Mapping Human History by Steve Olson
I finished Steve Olson's Mapping Human History a couple of weeks ago and have spent that time figuring out my reaction to the book. I am very interested in the whole field of archaeogenetics: using DNA to reconstruct macro aspects of human history: when did we emerge from Africa, what was the pathway to populating the continents, who got where when, etc. I commented on this in my review of Nicholas Wade's Before the Dawn.
I guess it is best just said that I would recommend Before the Dawn over Mapping Human History.
Mapping Human History is fine in terms of interesting information. The more I read though, the more irritated I became with the author. The root of the issue is that Olson is mortally afraid that someone will read his book and come away with a strong sense that there are material genetic differences between the races and ethnicities across the globe.

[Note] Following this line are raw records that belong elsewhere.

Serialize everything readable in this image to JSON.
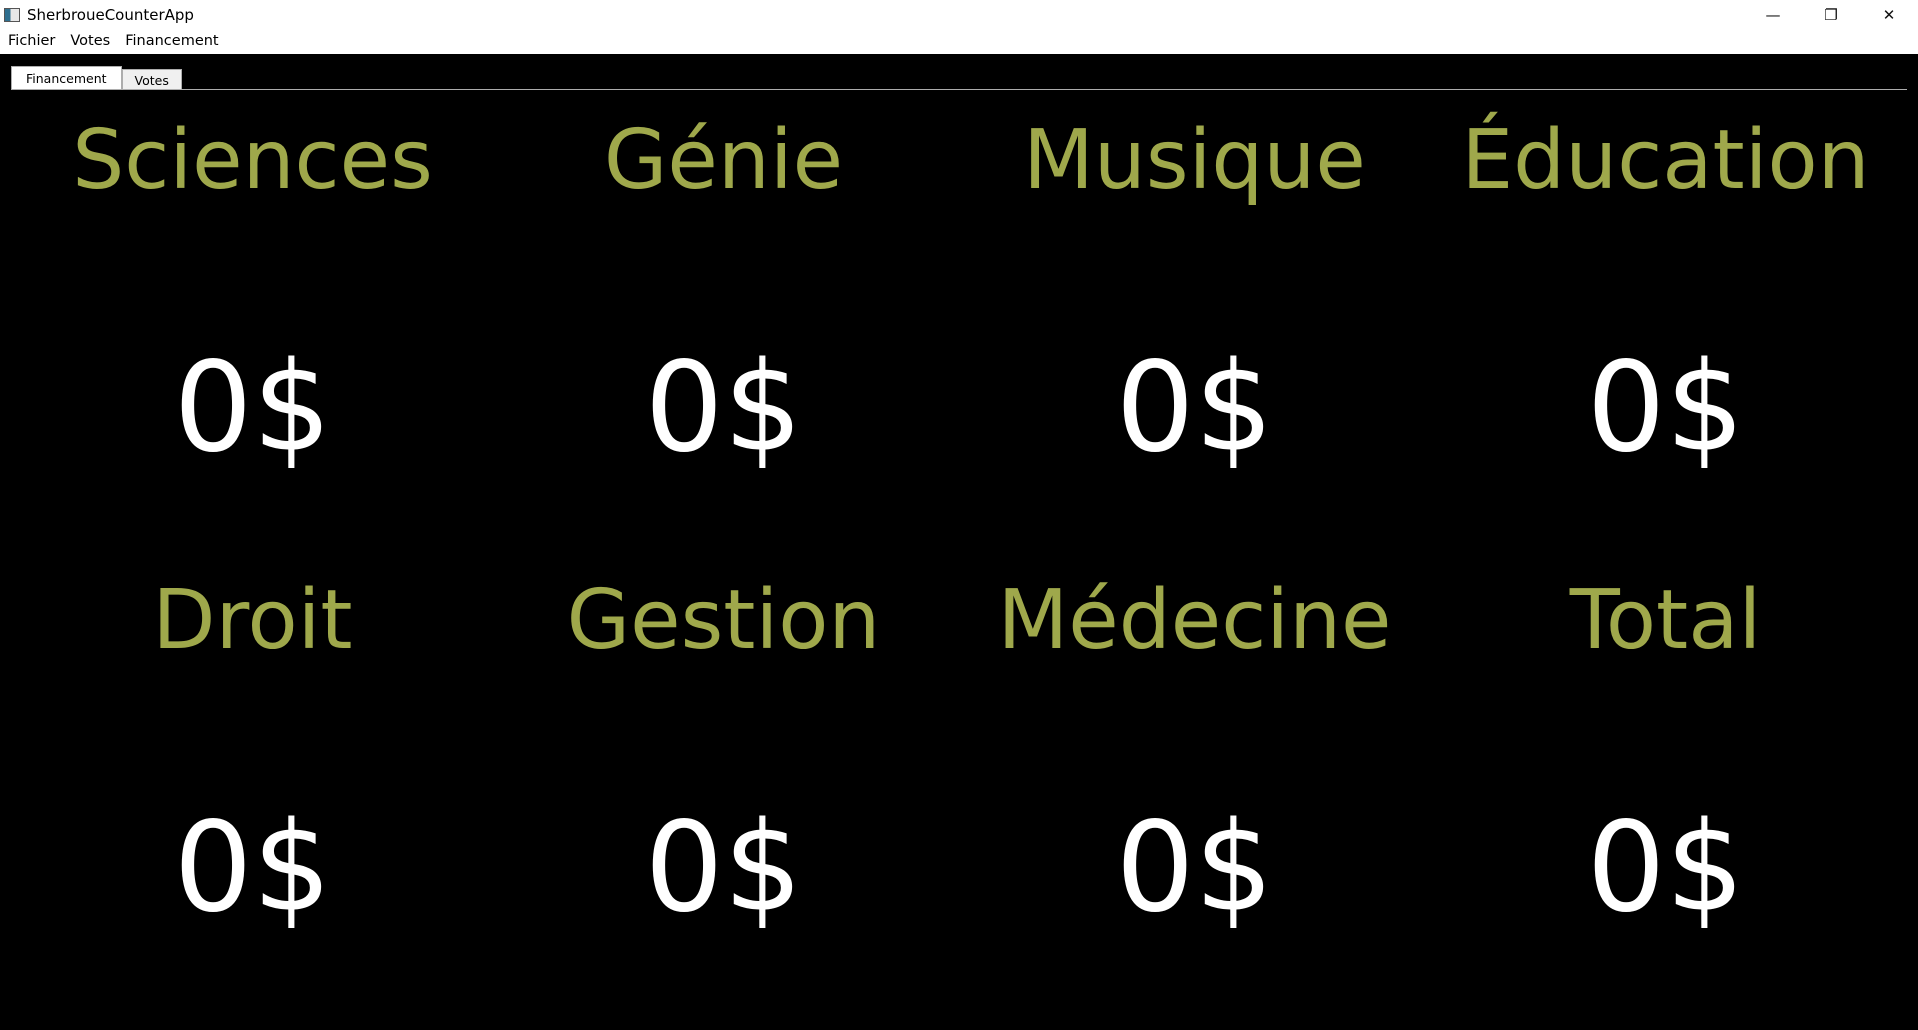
{
  "window": {
    "title": "SherbroueCounterApp",
    "controls": {
      "minimize": "—",
      "restore": "❐",
      "close": "✕"
    }
  },
  "menubar": {
    "items": [
      "Fichier",
      "Votes",
      "Financement"
    ]
  },
  "tabs": [
    {
      "label": "Financement",
      "active": true
    },
    {
      "label": "Votes",
      "active": false
    }
  ],
  "colors": {
    "background": "#000000",
    "faculty_name": "#9fa84b",
    "amount": "#ffffff"
  },
  "faculties": [
    {
      "name": "Sciences",
      "amount": "0$"
    },
    {
      "name": "Génie",
      "amount": "0$"
    },
    {
      "name": "Musique",
      "amount": "0$"
    },
    {
      "name": "Éducation",
      "amount": "0$"
    },
    {
      "name": "Droit",
      "amount": "0$"
    },
    {
      "name": "Gestion",
      "amount": "0$"
    },
    {
      "name": "Médecine",
      "amount": "0$"
    },
    {
      "name": "Total",
      "amount": "0$"
    }
  ]
}
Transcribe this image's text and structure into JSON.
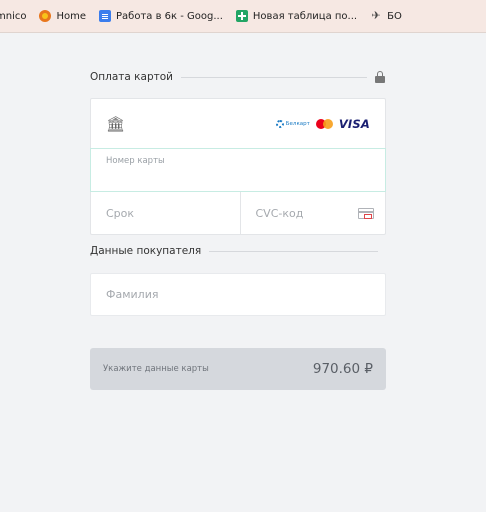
{
  "bookmarks": [
    {
      "label": "mnico",
      "icon": "none"
    },
    {
      "label": "Home",
      "icon": "home-orange-icon"
    },
    {
      "label": "Работа в 6к - Goog...",
      "icon": "google-docs-icon"
    },
    {
      "label": "Новая таблица по...",
      "icon": "google-sheets-icon"
    },
    {
      "label": "БО",
      "icon": "bird-icon"
    }
  ],
  "payment": {
    "title": "Оплата картой",
    "lock_icon": "lock-icon",
    "bank_icon": "bank-icon",
    "brands": {
      "belkart": "Белкарт",
      "mastercard": "mastercard-icon",
      "visa": "VISA"
    },
    "card_number_label": "Номер карты",
    "expiry_placeholder": "Срок",
    "cvc_placeholder": "CVC-код"
  },
  "buyer": {
    "title": "Данные покупателя",
    "surname_placeholder": "Фамилия"
  },
  "pay_button": {
    "label": "Укажите данные карты",
    "amount": "970.60 ₽"
  },
  "colors": {
    "background": "#f2f3f5",
    "card_number_border": "#c7ece3",
    "pay_button_bg": "#d5d8dd",
    "visa_blue": "#1a1f71"
  }
}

His belief, and which I share, is that differences in material prosperity between ethnic groups are much a function of individual variance and cultural values and that there is no basis to believe that the genetic differences between groups accounts for any perceived differences in history or prosperity.
Despite agreeing with him, I found it irritating to constantly being protected from coming to the wrong conclusion. Olson works so hard to hide differences that he undermines his own position and disrespects his reader at the same time. Overall, an informative book on an interesting topic but with a flaw in the writing style that subverts its overall narrative.